Consider the following sample table from a soccer tournament (let’s call this table matches
)
+----------+---------+--------------+
| match_id | club_id | goals_scored |
+----------+---------+--------------+
| 1 | 1 | 1 |
| 1 | 2 | 0 |
| 2 | 1 | 1 |
| 2 | 3 | 1 |
| 3 | 1 | 0 |
| 3 | 4 | 2 |
| 4 | 2 | 2 |
| 4 | 3 | 4 |
| 5 | 2 | 4 |
| 5 | 4 | 0 |
| 6 | 3 | 1 |
| 6 | 4 | 1 |
+----------+---------+--------------+
The resulting table we want should give us each club’s total goals scored AND goals conceded:
+---------+--------------+----------------+
| club_id | goals_scored | goals_conceded |
+---------+--------------+----------------+
| 1 | 2 | 4 |
| 2 | 6 | 4 |
| 3 | 6 | 4 |
| 4 | 3 | 5 |
+---------+--------------+----------------+
Getting goals scored is straight forward enough…
SELECT SUM(goals_scored),
club_id
FROM matches
GROUP BY club_id
but I am absolutely flummoxed as to how to get it for each team’s opponents.

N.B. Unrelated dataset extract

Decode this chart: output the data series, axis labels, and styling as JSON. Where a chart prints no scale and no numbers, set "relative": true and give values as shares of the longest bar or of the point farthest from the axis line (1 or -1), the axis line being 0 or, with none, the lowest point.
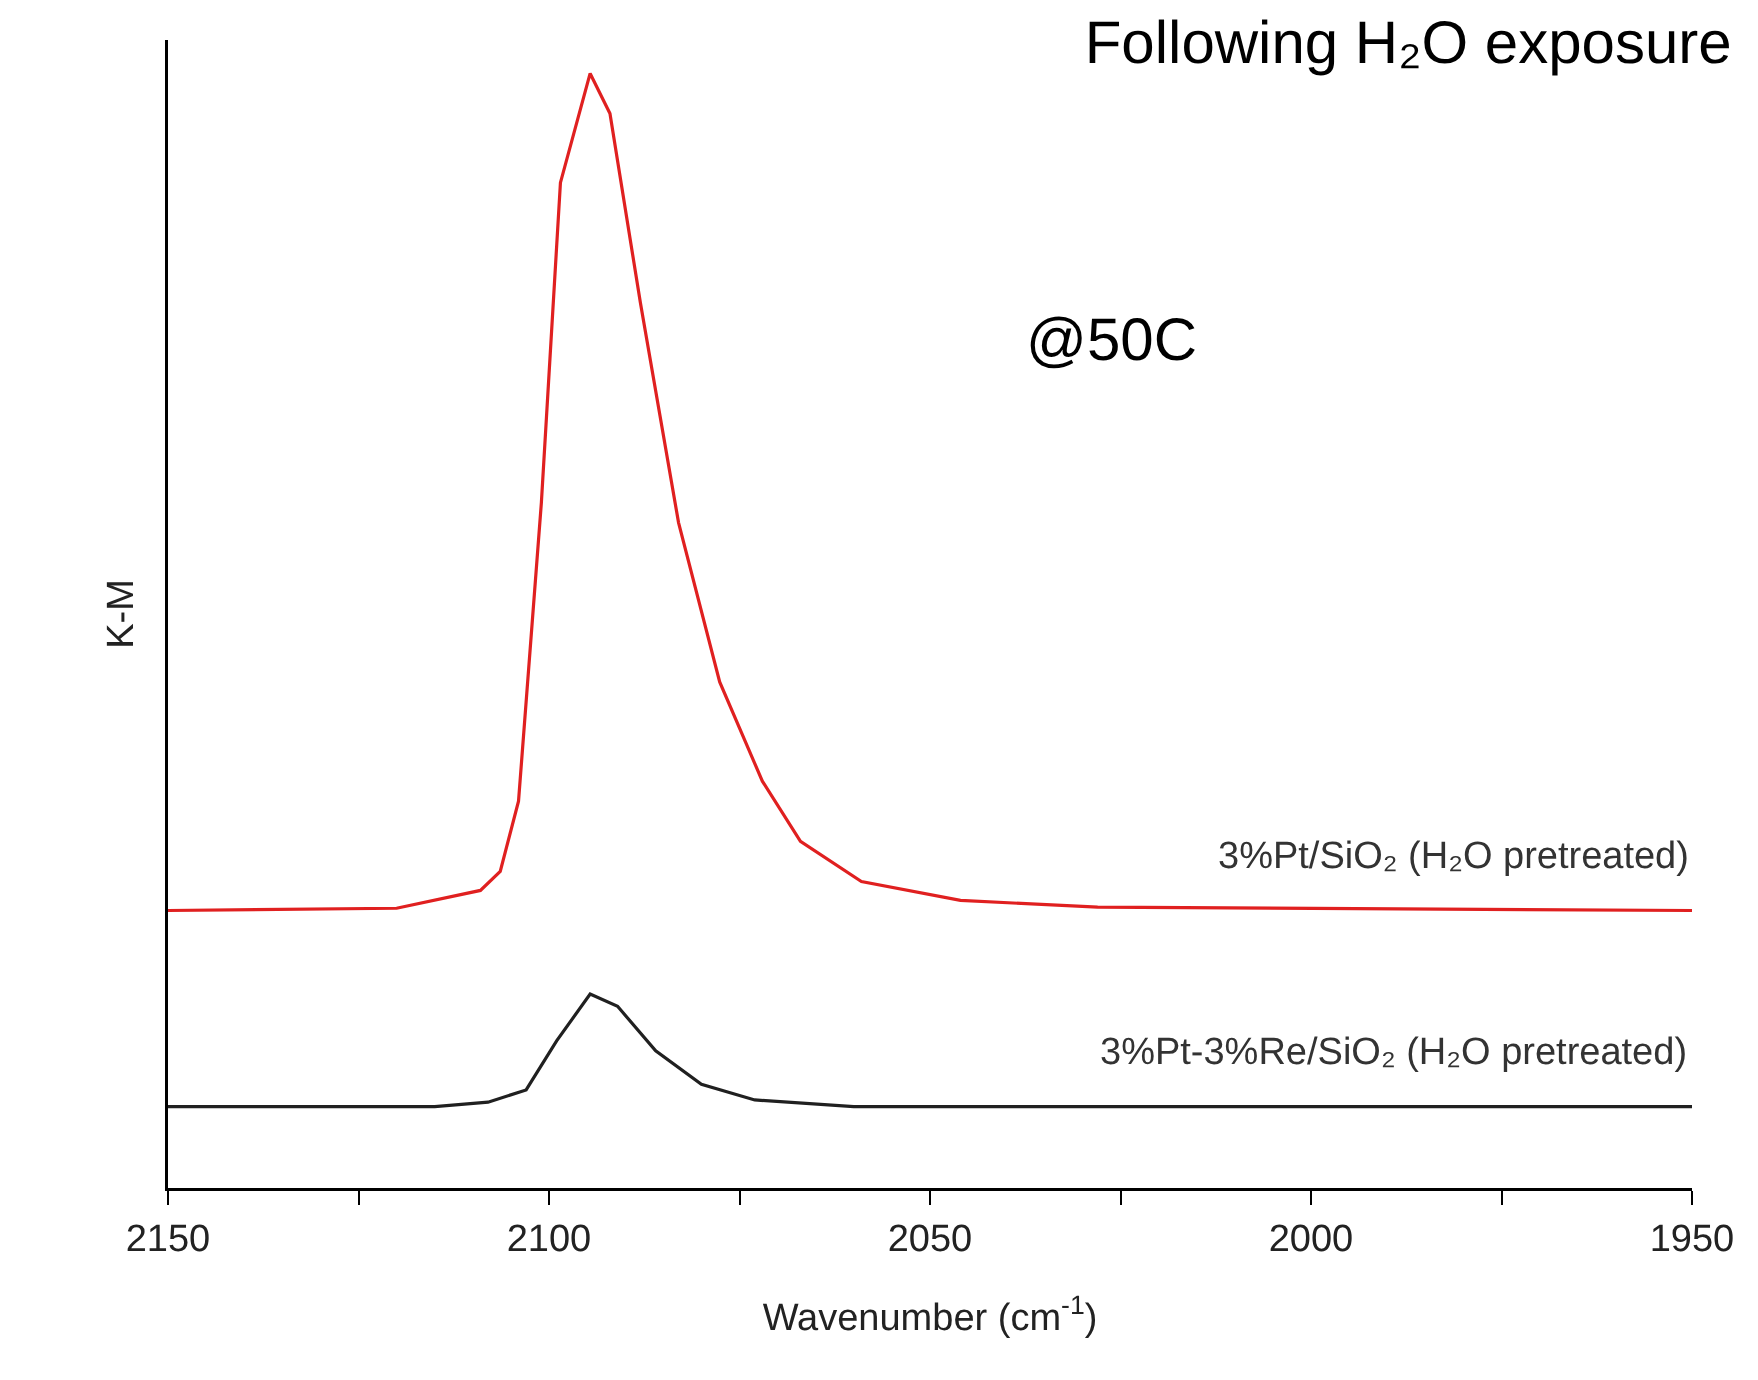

I could, of course, construct a pretty complex array of subqueries to get there. If this were application-side work I’d likely just stuff it in a loop and iterate over each club to get there, but my use case requires a SQL answer if possible. Any thoughts?
edit: also if anyone has any better ideas on how to title this question, I’m all ears – I’m not really sure exactly how to describe this problem in the first place.
Advertisement
Answer
We can use a self-join approach here:
SELECT
m1.club_id,
SUM(m1.goals_scored) AS goals_scored,
SUM(m2.goals_scored) AS goals_conceded
FROM matches m1
INNER JOIN matches m2
ON m2.match_id = m1.match_id AND
m2.club_id <> m1.club_id
GROUP BY
m1.club_id
ORDER BY
m1.club_id;
This approach brings the goals conceded by each club to the other club, for each match, into a single row. We then just aggregate by club to get the two sums.